Law professor John Greil writes:
For years, some of America’s biggest law firms have been unwilling to represent conservative clients whose beliefs run against the elite liberal consensus. This imbalance hurts reputations—and compromises the rule of law.
Big law firms have repeatedly tossed aside superstar attorneys when they represent conservatives. Former Solicitor General Paul Clement, one of his generation’s top Supreme Court litigators, resigned from King & Spalding in 2011 after the firm refused to allow him to defend the Defense of Marriage Act. In 2022 he was forced out of Kirkland & Ellis for declining to comply with the firm’s order to abandon all clients whose cases related to the Second Amendment. (Mr. Clement represents WilmerHale in a lawsuit challenging a Trump order.) Todd Blanche, now a high-ranking Justice Department official, had to leave Cadwalader, Wickersham & Taft to represent Mr. Trump in his 2024 Manhattan criminal trial.

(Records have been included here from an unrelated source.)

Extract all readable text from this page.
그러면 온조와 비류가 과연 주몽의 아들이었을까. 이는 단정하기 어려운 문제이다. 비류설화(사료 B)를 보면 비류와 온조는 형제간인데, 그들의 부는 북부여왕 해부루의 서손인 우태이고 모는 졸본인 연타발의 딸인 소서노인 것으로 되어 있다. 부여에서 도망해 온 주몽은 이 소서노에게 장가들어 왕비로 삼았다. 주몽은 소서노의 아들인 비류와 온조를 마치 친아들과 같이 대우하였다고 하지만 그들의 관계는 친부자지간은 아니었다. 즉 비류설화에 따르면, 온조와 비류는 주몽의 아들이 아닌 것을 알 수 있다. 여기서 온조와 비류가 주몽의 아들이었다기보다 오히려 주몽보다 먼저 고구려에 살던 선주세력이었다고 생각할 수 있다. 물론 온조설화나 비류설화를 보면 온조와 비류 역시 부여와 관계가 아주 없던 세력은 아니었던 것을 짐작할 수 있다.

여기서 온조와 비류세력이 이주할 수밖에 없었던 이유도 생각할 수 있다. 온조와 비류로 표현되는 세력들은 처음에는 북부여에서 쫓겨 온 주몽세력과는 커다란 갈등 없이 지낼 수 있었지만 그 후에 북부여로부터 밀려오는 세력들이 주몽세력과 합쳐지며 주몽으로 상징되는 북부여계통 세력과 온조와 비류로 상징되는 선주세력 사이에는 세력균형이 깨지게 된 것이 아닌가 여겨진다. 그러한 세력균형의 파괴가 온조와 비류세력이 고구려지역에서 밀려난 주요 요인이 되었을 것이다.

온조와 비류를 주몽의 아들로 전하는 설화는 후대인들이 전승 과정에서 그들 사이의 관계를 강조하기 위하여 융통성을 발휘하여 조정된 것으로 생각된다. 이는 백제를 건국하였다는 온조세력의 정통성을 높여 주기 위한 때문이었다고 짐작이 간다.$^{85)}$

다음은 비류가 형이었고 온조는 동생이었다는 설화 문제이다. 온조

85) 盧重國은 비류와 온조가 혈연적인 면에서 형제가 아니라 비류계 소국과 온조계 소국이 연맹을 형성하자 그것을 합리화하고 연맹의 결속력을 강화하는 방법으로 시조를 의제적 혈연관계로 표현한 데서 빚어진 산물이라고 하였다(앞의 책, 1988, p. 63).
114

Law professor Derek Muller has found that in the five most politically controversial Supreme Court cases between 2018 and 2022, elite firms filed 93 friend-of-the-court briefs in favor of the liberal position and only five supporting the conservative one.
The current term is no different. This month the Supreme Court heard arguments in Mahmoud v. Taylor, a case in which parents are claiming the right to opt their children out of sexually charged elementary school lessons. Nine members of the Am Law 100—a ranking of the largest 100 law firms in the country—filed briefs backing the school. None supported the parents.